Ayatullah Raisi mengatakan bahwa Imam Hussein as sudah menyusun rencana untuk setiap detik dari peristiwa Asyura.
Ia menjelaskan, Imam Hussein as hingga petang hari Asyura memimpin sendiri peristiwa agung tersebut dan setelah kesyahidannya, Sayidah Zainab sa yang menjadi pelaksana rencana-rencana Imam Hussein as dalam peristiwa penting bersejarah dan keagamaan ini.
Asyura, Pentas Kemanusiaan
Anggota Staf Ketua, Dewan Ahli Kepemimpinan Iran menjelaskan bahwa peristiwa Asyura adalah sebuah pentas yang menayangkan seluruh nilai-nilai luhur kemanusiaan dan Ilahi.
“Kasih sayang, tawakal kepada Pencipta semesta, ridha Ilahi, pengorbanan, keikhlasan niat, bentuk persahabatan dan altruisme di bawah naungan kepatuhan pada Allah Swt termasuk rahasia-rahasia dari pentas kemanusiaan ini,” ujarnya.
Perwalian Haram Suci Razavi menyebut wujud suci Imam Hussein as sebagai teladan kemanusiaan dan menuturkan, Aba Abdillah as tetap berzikir kepada Allah Swt pada hari Asyura di tempat penyembelihannya dengan seluruh penderitaan dan kesakitannya, dan berusaha memberikan hidayah kepada musuh-musuhnya ke jalan yang benar.
Ia mengungkapkan, para pengikut Yazid setelah Asyura ingin menghapus peristiwa agung Asyura dari lembaran sejarah, oleh karena itu mereka menginjak-injak tubuh suci Ahlul Bait as di bawah kaki-kaki kuda dan mengarak kepala-kepala ke seluruh kota sehingga masyarakat menghina dan mencacinya, akan tetapi Allah Swt menghendaki agar Asyura menjadi awal aliran kesyahidan dan hidayah bagi umat manusia.
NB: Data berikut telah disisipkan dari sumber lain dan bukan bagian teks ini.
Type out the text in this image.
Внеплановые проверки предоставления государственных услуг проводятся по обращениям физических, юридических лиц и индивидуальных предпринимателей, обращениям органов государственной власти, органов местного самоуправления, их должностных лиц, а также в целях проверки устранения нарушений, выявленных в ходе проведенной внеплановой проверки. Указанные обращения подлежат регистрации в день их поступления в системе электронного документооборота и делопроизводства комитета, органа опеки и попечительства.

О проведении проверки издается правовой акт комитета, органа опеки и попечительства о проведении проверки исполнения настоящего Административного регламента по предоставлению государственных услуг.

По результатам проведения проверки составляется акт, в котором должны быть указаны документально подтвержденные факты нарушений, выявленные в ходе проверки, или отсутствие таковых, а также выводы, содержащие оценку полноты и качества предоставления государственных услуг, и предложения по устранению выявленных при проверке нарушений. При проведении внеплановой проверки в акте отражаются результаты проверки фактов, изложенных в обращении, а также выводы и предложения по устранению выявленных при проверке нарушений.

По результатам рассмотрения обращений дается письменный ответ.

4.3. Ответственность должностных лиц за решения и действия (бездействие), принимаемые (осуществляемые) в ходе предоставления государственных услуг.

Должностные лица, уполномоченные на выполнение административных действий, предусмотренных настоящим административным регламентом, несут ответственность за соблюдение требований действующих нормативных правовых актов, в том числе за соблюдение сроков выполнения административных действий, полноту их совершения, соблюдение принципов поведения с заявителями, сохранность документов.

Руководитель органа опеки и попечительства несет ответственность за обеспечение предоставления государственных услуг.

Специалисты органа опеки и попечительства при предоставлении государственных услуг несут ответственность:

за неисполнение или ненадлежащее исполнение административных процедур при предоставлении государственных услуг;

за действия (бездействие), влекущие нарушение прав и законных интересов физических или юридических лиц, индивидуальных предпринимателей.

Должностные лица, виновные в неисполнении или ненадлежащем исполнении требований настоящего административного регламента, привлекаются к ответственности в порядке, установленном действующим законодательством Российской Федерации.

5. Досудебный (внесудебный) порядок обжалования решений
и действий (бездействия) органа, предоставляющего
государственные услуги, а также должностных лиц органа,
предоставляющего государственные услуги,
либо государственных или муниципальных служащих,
Arbain, Melanggengkan Ingatan dan Kenangan Asyura
Ayatullah Raisi menilai aktivitas-aktivitas Imam Sajjad as pasca peristiwa Asyura sebagai strategi untuk menyambungkan setiap hati dengan Asyura dan Arbain sebagai lampu yang menghidupkan ingatan dan kenangan Asyura.
Ia menjelaskan, tangisan dan acara duka cita untuk Imam Hussein as di sepanjang tahun khususnya di malam Jumat, yaitu saat-saat dibukanya pintu-pintu rahmat Ilahi, menunjukkan bahwa Imam Hussein as adalah gerbang menuju rahmat Ilahi.
Raisi menambahkan, teriakan Imam Hussein as di hari Asyura yang mengatakan, Hal min Naasirin Yansuruni, menerangi sejarah dan masa, hingga sekarang teriakan Ilahi itu masih terdengar dan setiap orang yang menyambut seruan itu menganggap dirinya sebagai pembela Imam Hussein as di hari Asyura.
Menurut Perwalian Haram Suci Razavi, Imam Sajjad as setelah peristiwa Asyura hingga akhir usianya terus menangisi musibah yang menimpa Imam Hussein as dan dimanapun beliau melihat air dan ketika tengah menyantap makanan, beliau terus mengingat musibah dan penderitaan yang menimpa Imam Hussein as.
Anggota Dewan Tinggi Hauzah Ilmiah Khorasan itu menerangkan, Imam Sajjad as di dalam rukun shalat dan kondisi penghambaan terbaik yaitu sujud, beliau melakukan ibadah dengan turbah (tanah) Imam Hussein as.
Ayatullah Raisi mengatakan bahwa peristiwa Karbala setelah nubuwat dan risalah para nabi Allah Swt, akan tetapi semua terguncang ketika mendengar nama dan musibah Imam Hussein as.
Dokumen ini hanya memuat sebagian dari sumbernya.